Sería ya en los setenta, al llegar a los puestos de mayor responsabilidad oficiales que habían desarrollado toda su carrera en las filas beneméritas, cuando el cuerpo afrontaría de forma decidida este proceso. En particular, cuando estos oficiales accedieron al Estado Mayor del instituto, órgano creado en la refundación franquista, y que había servido hasta entonces, justamente, para reforzar la incardinación de la Guardia Civil como parte del ejército. La llegada a este Estado Mayor, por otra parte, de jefes militares singularmente preparados, como José Antonio Sáenz de Santamaría, favorecería desde su lado el cambio. El impulso definitivo lo traería la instauración de la democracia, a la que la Guardia Civil, sin perjuicio de los elementos involucionistas que cobijaba entre sus filas, y que tanto y de forma tan desafortunada se hicieron notar, se incorporó con sorprendente naturalidad merced a esta modernización o civilización subrepticia que había sido alentada desde su propio seno. Un movimiento, dicho sea de paso, que la devolvía a su orientación original y a la filosofía de su fundador, cuyo influjo, mantenido a pesar de todos los pesares durante la travesía del túnel del régimen autoritario, se mostraría tan benéfico como ya se había revelado a lo largo de un túnel anterior, el que el canovismo y su descomposición hicieran atravesar a los guardias civiles.

Por su elocuencia, citaremos la exposición que de este interesante fenómeno hace el autor al que venimos mencionando, Miguel López Corral, que tiene el valor suplementario de representar una mirada proyectada desde el interior de la propia familia benemérita:


Favorecidos por un número cada vez mayor de promociones asentadas en lo alto del escalafón, por la asunción de puestos de responsabilidad en la cúpula de mando, por la tendencia civilista de la sociedad española y por la formación universitaria que habían obtenido sus más brillantes integrantes […] fueron capaces de hacer sombra a los oficiales de Estado Mayor del ejército y de imponer sus propios criterios, por lo general bien argumentados intelectual y jurídicamente a partir de la experiencia de mando, conocimiento del cuerpo y la realidad del servicio. Por eso, cuando el franquismo tocó a su fin, no les resultó difícil desplazar de los órganos de decisión y planificación a la estructura de poder omnímodo que había sido el Estado Mayor, lo que ponía fin a una etapa y daba comienzo a otra…»
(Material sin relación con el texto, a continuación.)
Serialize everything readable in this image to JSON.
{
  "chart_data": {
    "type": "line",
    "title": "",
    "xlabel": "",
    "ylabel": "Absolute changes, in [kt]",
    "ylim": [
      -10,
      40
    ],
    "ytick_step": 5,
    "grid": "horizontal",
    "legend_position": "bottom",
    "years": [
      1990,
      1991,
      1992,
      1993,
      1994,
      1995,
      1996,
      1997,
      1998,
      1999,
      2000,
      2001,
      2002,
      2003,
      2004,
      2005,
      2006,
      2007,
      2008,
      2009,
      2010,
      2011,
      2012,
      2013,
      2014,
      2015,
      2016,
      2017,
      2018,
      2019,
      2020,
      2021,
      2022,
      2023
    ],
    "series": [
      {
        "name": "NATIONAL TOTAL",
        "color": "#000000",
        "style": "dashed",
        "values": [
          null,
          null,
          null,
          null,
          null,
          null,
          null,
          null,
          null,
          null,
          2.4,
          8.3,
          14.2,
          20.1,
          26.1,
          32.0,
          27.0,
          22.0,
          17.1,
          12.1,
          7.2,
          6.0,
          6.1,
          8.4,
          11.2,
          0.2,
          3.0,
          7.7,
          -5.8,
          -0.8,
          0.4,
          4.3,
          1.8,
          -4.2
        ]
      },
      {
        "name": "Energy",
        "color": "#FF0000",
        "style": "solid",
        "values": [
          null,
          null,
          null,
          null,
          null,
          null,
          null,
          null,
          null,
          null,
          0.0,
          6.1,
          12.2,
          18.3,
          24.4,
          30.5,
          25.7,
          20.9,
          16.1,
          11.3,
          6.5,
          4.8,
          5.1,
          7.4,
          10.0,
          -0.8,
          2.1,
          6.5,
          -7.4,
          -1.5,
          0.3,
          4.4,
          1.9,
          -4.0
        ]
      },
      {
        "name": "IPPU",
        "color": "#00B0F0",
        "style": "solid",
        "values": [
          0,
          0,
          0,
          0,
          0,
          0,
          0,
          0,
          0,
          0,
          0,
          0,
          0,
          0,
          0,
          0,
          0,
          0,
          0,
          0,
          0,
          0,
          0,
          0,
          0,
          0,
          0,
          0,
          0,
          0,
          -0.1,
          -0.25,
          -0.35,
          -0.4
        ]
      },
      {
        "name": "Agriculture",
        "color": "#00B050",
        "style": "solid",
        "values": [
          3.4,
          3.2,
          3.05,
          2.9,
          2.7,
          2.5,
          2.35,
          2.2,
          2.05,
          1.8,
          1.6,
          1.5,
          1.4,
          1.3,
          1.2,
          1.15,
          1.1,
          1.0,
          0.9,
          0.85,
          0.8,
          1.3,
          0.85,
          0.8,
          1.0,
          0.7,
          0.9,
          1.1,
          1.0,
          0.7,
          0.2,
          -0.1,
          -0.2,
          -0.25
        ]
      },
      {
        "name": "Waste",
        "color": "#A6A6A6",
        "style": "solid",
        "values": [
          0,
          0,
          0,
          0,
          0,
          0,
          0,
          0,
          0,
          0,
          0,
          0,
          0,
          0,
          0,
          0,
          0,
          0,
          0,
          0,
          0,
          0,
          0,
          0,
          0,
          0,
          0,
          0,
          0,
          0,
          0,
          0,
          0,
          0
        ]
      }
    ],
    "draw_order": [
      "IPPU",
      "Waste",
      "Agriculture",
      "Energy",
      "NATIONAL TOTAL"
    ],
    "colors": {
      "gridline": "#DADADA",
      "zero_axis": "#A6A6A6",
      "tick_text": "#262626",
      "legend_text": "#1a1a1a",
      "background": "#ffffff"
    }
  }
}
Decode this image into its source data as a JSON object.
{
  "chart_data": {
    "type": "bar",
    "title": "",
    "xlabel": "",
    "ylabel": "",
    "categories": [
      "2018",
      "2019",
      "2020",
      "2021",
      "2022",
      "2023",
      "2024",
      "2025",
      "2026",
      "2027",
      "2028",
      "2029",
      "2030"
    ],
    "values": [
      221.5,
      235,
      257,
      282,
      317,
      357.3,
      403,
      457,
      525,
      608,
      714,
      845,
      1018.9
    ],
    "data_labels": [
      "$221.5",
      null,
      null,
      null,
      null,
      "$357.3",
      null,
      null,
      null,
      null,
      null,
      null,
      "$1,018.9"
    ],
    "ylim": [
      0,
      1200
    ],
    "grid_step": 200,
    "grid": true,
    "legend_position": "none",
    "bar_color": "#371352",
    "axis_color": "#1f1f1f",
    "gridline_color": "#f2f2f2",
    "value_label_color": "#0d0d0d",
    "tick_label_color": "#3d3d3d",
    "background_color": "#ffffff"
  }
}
En estos años, por otra parte, la Guardia Civil contaría con un nuevo despliegue territorial, que simplificaba y racionalizaba los anteriores, demasiado condicionados por los sucesivos avalares históricos. El artífice del cambio fue el general Luis Zanón, director general del cuerpo entre 1962 y 1965. Se conservaron las seis zonas existentes, aunque en 1974 se trasladó de Zaragoza a Logroño la cabecera de la 5a, agregando las provincias de Zaragoza y Huesca a la 4a, con sede en Barcelona. Otra adaptación motivada por el reto terrorista: esa 5a zona era la que comprendía Euskadi y Navarra. Los tercios quedaron fijados en un número de 26, más uno móvil, repartido en tres comandancias del mismo carácter: Barcelona, Madrid y Sevilla. Las comandancias se hicieron coincidir con las provincias, una por cada excepto en Madrid (con la 111, interior y la 112, exterior), Cádiz (Algeciras y Cádiz), Barcelona (Barcelona y Manresa), Asturias (Gijón y Oviedo), Baleares (Palma e Inca) y las dos correspondientes a Ceuta y Melilla. Este despliegue, más ceñido que el anterior a la organización territorial del Estado, sería la base del vigente en la democracia.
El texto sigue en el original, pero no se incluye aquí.